Karimun,beritakarimun – Pemerintah Kabupaten Karimun dikabarkan akan segera menarik minyak tanah dari peredaran, Disebabkan saat ini konversi LPG 3 KG tengah dikaji oleh tim Hiswana SKK Migas Provinsi Kepri untuk Pulau Karimun, Kundur dan Moro.

Dalam hal ini, Bupati Karimun Aunur Rafiq mengatakan penarikan minyak tanah tersebut dilakukan secara bertahap, sebagai konversi dari LPG 3 KG yang akan disalurkan ke masyarakat sebanyak 45 ribu unit.

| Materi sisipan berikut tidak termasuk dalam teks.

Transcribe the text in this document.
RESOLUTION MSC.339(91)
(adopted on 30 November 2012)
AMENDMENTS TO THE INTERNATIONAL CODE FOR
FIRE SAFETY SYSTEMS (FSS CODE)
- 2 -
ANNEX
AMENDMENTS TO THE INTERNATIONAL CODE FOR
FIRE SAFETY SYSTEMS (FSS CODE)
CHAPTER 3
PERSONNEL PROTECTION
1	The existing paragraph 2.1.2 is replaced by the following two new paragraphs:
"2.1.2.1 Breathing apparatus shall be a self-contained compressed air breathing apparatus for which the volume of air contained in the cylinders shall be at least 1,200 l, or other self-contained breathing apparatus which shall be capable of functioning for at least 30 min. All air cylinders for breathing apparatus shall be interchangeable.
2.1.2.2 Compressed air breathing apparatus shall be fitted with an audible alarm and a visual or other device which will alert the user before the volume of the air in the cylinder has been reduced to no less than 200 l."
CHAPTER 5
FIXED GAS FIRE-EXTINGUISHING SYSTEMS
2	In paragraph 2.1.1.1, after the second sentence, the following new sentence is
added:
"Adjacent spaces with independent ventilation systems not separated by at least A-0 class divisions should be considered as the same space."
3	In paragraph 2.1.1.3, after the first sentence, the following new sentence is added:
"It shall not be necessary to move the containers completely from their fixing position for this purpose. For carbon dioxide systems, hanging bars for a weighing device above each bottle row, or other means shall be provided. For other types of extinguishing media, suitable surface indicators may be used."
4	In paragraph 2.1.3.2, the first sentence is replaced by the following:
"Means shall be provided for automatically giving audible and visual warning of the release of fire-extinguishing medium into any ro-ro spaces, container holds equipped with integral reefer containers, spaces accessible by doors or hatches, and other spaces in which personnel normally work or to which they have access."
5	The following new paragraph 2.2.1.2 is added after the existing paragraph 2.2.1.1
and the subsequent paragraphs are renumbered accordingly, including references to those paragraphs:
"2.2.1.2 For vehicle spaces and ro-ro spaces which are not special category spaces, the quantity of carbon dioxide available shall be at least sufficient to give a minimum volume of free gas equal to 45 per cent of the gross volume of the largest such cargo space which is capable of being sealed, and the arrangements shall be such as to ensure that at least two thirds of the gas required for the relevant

“Secara bertahap kita akan tarik minyak tanah ini dari masyarakat, karna sudah ada penggantinya LPG 3 KG,” ungkap Rafiq, Kamis (4/10)

Meski demikian, pihak pemerintah daerah tetap saja menyediakan minyak tanah non subsidi bagi masyarakat yang masih membutuhkan minyak tanah.

“Tetap kita sediakan minyak tanah, namun minyak tanah yang tidak bersubsidi,” ujarnya.

Baca Juga: Penarikan Minyak Tanah di Karimun Segera Dilakukan

Sementara itu, untuk harga eceran tertinggi LPG 3 KG ini sendiri berbeda, sesuai dengan daerahnya seperti Pulau Karimun Rp.29.781.97, untuk Kundur Rp.30.673.97 dan Moro Rp.28.887.97

“Ini belum final masih ada koreksi lagi masalah harga,” ungkap Bupati Rafiq.

Selain Karimun, Kundur dan Moro, pihaknya juga meneliti 2 kecamatan lagi seperti Durai dan Belat.

“Karna dua kecamatan ini kan jauh dari pulau-pulau sekitar, makanya dua kecamatan ini kita teliti lagi, apakah disamakan harganya atau tidak,” tambahnya.